Jan 6, 2014, 11:12 pm
#42
Join Date: Jun 2011
Posts: 923
Originally Posted by Phil Level:22100701
As a means of early detection, I have account alerts set on on my chase MP card so I get an email on any charge over a set $ amount. This would allow me to call Chase and/or UA and report fraud probably well before the flight time.
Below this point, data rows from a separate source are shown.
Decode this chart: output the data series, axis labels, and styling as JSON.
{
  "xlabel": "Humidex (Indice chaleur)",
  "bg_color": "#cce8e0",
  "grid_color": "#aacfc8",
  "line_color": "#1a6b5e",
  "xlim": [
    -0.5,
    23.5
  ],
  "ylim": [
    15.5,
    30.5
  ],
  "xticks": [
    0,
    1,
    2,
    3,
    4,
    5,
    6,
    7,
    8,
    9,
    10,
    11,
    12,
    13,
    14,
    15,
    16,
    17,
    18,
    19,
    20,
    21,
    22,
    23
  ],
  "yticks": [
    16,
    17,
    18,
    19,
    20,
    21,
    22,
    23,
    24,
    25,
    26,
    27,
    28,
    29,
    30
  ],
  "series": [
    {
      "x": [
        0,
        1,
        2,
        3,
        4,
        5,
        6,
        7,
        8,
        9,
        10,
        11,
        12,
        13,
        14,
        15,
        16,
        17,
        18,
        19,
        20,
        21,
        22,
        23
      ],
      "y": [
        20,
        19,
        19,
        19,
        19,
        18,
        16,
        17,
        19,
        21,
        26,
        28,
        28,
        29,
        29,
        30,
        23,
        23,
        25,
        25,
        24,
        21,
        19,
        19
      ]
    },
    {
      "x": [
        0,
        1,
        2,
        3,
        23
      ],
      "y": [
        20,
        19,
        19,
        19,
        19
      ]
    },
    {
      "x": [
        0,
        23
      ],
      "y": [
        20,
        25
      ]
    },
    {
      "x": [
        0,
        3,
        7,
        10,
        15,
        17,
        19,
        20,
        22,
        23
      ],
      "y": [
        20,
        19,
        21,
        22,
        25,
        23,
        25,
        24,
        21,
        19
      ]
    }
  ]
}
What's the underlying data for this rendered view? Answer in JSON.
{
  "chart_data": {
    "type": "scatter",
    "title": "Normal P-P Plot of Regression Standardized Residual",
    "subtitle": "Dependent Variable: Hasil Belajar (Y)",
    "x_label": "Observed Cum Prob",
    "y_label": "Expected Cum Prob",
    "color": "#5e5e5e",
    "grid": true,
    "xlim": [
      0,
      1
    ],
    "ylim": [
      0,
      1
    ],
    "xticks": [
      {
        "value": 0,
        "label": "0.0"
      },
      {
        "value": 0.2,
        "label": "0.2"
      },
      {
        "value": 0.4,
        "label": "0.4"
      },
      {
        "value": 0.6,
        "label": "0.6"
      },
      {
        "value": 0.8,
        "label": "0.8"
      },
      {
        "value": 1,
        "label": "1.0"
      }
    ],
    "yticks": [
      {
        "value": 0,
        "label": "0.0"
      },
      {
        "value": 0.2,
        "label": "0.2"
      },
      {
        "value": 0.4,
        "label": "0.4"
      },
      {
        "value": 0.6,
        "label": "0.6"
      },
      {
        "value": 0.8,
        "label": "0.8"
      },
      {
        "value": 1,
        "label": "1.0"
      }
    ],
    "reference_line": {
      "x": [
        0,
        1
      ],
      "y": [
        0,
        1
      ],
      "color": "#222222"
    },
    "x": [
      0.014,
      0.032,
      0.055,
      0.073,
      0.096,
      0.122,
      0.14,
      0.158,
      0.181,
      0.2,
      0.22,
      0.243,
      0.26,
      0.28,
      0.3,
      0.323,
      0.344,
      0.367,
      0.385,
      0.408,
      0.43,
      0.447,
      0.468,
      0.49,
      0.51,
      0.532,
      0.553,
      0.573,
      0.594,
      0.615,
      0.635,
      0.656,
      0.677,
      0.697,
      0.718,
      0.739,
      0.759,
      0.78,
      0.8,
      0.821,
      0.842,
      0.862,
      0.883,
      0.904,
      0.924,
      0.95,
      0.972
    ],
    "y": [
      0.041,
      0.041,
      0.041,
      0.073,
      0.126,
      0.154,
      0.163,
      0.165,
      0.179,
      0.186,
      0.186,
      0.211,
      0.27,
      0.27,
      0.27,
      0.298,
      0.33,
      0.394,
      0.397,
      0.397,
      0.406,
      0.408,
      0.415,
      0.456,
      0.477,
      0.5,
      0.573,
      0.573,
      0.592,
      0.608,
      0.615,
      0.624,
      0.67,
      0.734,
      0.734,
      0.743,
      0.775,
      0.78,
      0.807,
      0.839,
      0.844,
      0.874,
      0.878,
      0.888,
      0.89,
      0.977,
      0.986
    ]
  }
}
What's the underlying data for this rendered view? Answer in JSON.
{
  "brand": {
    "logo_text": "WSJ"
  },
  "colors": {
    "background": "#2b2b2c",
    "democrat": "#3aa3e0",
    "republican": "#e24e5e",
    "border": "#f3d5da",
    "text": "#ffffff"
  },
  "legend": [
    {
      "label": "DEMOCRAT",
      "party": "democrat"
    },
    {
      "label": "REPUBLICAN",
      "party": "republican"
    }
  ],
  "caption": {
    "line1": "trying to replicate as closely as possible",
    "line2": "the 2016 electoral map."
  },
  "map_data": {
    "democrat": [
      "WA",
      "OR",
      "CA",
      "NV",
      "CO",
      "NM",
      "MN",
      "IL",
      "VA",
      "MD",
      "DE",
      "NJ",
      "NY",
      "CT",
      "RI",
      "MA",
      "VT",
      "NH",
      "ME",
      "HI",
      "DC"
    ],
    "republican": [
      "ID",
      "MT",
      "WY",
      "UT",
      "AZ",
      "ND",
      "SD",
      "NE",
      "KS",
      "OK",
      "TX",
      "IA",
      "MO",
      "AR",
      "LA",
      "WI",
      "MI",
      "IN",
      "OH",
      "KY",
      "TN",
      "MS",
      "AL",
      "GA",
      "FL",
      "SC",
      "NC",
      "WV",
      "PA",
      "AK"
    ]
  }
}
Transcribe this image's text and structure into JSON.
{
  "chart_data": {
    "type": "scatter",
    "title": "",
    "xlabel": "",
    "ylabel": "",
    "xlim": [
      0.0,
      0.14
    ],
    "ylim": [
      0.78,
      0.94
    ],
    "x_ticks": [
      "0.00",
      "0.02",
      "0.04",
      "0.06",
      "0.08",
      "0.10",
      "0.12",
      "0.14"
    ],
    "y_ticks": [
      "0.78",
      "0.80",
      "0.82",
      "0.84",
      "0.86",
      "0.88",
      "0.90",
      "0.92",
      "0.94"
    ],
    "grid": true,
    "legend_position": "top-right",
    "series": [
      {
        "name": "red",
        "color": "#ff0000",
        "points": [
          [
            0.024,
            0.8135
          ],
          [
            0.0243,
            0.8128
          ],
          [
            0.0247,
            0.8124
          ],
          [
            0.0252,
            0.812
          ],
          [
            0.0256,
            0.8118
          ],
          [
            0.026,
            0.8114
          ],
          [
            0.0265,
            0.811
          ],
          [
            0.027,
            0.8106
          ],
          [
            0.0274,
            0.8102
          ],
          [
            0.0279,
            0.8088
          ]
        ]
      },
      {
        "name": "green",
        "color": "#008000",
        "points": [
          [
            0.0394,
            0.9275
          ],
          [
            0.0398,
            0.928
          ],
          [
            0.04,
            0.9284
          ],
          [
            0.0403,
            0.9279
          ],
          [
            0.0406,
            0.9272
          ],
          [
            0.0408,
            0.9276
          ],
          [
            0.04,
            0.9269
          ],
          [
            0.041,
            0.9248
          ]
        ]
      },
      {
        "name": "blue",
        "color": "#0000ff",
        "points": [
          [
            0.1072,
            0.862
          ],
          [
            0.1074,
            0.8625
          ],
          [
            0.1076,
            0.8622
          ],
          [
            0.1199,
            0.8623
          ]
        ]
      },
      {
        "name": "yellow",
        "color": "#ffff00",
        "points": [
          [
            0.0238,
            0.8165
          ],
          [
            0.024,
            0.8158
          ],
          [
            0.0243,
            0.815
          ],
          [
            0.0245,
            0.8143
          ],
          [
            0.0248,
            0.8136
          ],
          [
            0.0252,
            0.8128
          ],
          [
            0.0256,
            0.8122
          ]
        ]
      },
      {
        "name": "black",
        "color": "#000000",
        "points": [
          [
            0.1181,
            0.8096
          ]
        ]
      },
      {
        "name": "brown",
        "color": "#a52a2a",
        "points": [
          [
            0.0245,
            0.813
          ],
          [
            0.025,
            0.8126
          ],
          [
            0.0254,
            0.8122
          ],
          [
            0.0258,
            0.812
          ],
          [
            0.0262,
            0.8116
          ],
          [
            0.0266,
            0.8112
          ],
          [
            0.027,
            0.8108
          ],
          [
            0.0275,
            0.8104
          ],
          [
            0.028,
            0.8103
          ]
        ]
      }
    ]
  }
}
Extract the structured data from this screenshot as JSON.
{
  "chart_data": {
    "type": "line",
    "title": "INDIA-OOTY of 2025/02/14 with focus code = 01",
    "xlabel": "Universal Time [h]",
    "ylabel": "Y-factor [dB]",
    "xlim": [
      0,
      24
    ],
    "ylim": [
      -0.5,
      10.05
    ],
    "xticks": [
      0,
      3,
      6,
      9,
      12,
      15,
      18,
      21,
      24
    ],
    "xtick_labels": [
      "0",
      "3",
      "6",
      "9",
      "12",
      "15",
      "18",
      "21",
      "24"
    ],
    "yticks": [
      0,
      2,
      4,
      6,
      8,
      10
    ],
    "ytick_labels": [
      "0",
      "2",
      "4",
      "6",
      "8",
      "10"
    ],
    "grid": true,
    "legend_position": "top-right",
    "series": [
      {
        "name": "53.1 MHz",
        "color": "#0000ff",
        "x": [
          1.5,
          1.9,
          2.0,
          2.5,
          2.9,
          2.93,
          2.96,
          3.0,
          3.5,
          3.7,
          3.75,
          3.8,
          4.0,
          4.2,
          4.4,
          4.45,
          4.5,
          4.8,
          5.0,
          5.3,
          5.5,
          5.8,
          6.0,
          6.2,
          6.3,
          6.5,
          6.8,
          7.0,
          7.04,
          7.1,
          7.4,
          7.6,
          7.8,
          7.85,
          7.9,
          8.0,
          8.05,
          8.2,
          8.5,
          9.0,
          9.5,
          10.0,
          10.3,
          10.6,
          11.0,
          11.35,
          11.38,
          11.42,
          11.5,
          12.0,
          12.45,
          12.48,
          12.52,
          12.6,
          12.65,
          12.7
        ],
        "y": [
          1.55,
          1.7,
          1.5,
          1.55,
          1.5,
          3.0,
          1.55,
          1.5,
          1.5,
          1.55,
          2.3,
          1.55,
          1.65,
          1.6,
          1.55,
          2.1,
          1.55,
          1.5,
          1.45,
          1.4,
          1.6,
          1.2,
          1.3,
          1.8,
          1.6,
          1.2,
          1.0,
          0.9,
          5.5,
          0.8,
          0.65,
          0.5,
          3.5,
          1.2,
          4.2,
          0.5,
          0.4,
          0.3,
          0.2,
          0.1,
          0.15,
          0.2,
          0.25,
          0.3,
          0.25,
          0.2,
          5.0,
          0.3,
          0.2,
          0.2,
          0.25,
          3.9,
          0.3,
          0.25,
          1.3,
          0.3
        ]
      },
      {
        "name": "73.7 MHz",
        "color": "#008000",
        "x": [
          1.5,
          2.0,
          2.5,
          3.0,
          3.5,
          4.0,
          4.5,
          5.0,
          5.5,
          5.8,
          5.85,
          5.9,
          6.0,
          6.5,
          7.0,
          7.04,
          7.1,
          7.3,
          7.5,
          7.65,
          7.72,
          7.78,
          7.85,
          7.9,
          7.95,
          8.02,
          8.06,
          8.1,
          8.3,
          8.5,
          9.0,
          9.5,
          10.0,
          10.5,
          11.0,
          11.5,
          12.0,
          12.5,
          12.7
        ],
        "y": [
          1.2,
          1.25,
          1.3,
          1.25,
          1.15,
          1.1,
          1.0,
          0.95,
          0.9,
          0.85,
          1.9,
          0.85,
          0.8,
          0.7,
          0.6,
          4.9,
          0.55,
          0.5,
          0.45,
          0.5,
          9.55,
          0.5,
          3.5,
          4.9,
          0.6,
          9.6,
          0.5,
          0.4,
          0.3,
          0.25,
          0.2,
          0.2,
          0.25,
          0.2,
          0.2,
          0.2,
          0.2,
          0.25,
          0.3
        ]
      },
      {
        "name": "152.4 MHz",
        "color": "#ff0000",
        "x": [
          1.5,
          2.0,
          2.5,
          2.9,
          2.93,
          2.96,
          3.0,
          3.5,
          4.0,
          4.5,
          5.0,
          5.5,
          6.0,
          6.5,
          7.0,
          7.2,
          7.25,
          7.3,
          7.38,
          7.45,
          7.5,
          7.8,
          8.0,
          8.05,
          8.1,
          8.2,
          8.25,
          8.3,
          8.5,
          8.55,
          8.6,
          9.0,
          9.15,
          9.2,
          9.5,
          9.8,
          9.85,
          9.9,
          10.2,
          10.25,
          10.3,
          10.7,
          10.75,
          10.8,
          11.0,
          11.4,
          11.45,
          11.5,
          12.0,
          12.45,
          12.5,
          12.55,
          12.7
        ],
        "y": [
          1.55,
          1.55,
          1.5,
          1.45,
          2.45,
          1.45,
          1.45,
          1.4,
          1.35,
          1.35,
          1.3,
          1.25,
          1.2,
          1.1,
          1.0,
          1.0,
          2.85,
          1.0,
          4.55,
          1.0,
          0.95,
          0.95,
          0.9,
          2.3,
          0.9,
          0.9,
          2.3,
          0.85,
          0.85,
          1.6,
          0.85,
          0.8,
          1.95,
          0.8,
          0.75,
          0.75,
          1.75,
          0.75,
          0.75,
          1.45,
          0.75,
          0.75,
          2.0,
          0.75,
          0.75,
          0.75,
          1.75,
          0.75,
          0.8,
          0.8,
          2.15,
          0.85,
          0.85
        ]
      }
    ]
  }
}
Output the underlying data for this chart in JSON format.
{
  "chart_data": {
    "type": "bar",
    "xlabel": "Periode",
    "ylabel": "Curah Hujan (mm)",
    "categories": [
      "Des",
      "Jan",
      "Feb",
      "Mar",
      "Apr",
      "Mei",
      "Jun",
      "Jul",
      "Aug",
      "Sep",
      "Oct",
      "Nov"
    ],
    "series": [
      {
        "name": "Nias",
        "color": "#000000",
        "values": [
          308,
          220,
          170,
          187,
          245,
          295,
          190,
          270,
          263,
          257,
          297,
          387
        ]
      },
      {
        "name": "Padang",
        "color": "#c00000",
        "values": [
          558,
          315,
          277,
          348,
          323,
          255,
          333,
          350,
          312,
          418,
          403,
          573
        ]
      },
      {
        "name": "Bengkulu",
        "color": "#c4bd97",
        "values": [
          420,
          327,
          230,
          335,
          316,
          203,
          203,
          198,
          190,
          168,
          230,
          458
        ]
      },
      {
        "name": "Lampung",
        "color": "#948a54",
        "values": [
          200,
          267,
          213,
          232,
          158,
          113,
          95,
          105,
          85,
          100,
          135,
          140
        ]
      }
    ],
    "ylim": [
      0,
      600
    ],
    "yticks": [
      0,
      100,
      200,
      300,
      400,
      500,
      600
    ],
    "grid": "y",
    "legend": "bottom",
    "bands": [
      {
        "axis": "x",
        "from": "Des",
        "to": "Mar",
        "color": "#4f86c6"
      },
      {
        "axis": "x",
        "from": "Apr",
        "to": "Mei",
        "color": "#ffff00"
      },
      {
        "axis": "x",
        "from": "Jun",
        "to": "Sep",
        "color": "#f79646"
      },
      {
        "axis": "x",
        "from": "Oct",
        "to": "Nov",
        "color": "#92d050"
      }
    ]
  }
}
I just happened to check something else & discovered the fraud. I begged AX to do something but they said wait until the statement closed. I called the secret service (which @the time handled credit card theft) & they would touch it only if the value was $7500. I called the local police & nada.
After statement closed, I had to contest charges. Nothing was done against fraudsters, very disappointing.
Jan 6, 2014, 11:13 pm
#43
Moderator: Mileage Run, United Airlines; FlyerTalk Evangelist
Join Date: Jan 2004
Location: The City/Honolulu
Programs: UA 3MM; Hyatt Glob*****; Hilton Diamond
Posts: 14,473
The 4-digit pin is also the reason I shred all boarding passes and printed itineraries. I don't want my MP number floating around.
Jan 6, 2014, 11:16 pm
#44
Join Date: Aug 2011
Programs: UA 1K
Posts: 8,634
In any case, due to concerns like yours, UA has now taken the complete MP number off of boarding passes.
Jan 7, 2014, 12:09 am
#45
FlyerTalk Evangelist
Join Date: May 2001
Posts: 10,970
There we go again. SHARES handles the reservations and I don't think it has anythnig to do with the PINs. MileagePlus is a different system.